Procurados pela Condsef/Fenadsef que representa os empregados da Valec Engenharia, Construções e Ferrovias S.A., técnicos ferroviários apontam motivos pelos quais seria um péssimo negócio para o país abrir mão dessa empresa pública. A Valec possui um corpo técnico de carreira de alta qualificação e capacitação que chama a atenção para o imenso potencial da empresa. A Valec tem por lei atribuições e competências que podem impulsionar a economia brasileira e dinamizar a infraestrutura diminuindo consideravelmente o chamado “Custo Brasil”.

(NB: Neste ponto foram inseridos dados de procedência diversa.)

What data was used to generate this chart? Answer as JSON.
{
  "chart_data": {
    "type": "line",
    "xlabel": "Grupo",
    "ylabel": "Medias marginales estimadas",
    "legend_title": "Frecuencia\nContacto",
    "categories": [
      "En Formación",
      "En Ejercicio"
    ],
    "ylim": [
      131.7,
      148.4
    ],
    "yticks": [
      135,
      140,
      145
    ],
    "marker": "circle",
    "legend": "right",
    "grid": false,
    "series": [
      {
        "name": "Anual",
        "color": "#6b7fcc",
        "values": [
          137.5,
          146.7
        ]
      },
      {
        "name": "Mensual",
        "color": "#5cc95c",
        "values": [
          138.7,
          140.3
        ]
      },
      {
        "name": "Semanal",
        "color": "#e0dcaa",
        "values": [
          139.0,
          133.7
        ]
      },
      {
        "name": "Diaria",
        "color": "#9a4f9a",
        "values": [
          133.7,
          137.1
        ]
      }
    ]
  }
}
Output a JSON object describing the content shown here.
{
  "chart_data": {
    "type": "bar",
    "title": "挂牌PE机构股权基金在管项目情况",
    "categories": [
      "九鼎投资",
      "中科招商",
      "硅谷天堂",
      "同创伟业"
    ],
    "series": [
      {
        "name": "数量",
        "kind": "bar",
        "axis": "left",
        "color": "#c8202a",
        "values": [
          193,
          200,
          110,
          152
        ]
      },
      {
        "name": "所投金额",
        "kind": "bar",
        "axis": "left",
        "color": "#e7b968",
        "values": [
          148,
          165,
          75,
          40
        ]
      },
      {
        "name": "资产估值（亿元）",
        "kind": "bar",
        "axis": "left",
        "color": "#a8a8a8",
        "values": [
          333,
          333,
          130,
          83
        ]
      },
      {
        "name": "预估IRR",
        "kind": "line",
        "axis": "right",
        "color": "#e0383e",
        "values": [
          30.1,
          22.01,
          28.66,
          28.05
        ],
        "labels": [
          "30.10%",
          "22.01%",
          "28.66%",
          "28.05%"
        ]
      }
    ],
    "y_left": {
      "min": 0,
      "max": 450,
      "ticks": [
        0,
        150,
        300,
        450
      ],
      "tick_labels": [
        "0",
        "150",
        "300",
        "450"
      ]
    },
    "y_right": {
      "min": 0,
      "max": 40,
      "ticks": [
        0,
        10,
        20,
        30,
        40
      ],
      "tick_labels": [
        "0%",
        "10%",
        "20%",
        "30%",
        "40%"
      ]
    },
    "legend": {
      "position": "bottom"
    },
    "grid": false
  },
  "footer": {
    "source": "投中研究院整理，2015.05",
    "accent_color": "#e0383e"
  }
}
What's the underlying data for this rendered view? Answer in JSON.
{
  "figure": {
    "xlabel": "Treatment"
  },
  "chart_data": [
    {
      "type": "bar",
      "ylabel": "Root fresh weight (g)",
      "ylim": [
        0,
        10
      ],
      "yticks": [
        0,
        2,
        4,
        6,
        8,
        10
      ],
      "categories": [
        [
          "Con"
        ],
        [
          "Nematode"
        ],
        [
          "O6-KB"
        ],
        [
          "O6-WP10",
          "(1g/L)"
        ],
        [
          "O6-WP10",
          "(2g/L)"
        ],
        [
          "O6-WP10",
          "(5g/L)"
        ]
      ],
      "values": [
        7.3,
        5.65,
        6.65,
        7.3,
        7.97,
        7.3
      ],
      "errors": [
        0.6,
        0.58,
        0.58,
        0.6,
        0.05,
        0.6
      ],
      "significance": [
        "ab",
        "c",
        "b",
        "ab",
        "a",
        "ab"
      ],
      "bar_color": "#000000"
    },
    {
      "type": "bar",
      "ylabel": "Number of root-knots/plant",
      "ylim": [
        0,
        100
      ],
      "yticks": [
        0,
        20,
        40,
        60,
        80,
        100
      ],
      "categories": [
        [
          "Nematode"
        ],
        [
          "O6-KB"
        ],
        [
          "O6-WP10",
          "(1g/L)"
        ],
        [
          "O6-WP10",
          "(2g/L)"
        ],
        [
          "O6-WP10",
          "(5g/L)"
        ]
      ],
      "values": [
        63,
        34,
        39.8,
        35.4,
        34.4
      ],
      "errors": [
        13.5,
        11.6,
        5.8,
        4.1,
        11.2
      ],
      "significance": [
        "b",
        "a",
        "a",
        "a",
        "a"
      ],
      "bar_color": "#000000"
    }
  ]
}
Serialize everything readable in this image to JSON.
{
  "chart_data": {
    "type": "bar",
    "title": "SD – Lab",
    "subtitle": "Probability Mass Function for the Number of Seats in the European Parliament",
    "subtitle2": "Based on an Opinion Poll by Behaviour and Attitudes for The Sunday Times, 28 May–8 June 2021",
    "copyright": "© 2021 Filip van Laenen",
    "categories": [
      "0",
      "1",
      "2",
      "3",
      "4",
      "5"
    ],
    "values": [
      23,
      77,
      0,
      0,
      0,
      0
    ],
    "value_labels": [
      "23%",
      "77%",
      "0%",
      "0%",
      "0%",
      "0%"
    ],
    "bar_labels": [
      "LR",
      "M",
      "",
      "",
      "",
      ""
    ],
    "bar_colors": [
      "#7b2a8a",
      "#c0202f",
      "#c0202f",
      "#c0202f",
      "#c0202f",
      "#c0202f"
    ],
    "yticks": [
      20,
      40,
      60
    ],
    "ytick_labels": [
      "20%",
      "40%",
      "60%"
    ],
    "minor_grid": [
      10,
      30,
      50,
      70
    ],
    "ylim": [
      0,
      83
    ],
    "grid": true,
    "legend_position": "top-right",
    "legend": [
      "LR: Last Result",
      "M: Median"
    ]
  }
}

O “Custo Brasil” é a denominação que se dá aos custos de produção ou despesas que tornam desvantajoso a exportação de produtos brasileiros para o mercado internacional ou tornam difícil ao produtor nacional competir com produtos importados. Por sermos um País de dimensões continentais ainda muito dependentes de uma malha rodoviária, a diversificação de meios de transportar o que é produzido no Brasil é tema essencial para quem quer encontrar formas de melhorar nossa economia. Para vários especialistas, com investimento em seu potencial produtivo, a Valec não só seria capaz de arcar com o custeio de sua estrutura com recurso próprio como seria fonte de lucro, além de poder investir na infraestrutura do Brasil.

Crescimento econômico e papel social
Criada em 1971, a Valec começou a ser reestruturada apenas em 2008. Em 2012 concursos foram realizados substituindo um corpo funcional antes formado essencialmente por indicações políticas. A contratação por concurso colocou a Valec a serviço dos interesses da população. A empresa conta com profissionais concursados e um corpo técnico qualificado. Antes de passar por reestruturação, a empresa contava com mais de 200 processos no Tribunal de Contas da União (TCU) que hoje não passam de 14 que ainda estão em andamento.

Se essa evolução técnica e responsabilidade com o dinheiro público podem ser sentidas apenas por esse dado, ainda há mais que avaliar. O potencial da Valec é imenso. Há, segundo a própria empresa, diversos Estudos de Viabilidade Técnica, Econômica e Ambiental Social, os chamados EVTEAs, prontos aguardando apenas investimento na produção de uma malha ferroviária que ligaria os principais portos do País.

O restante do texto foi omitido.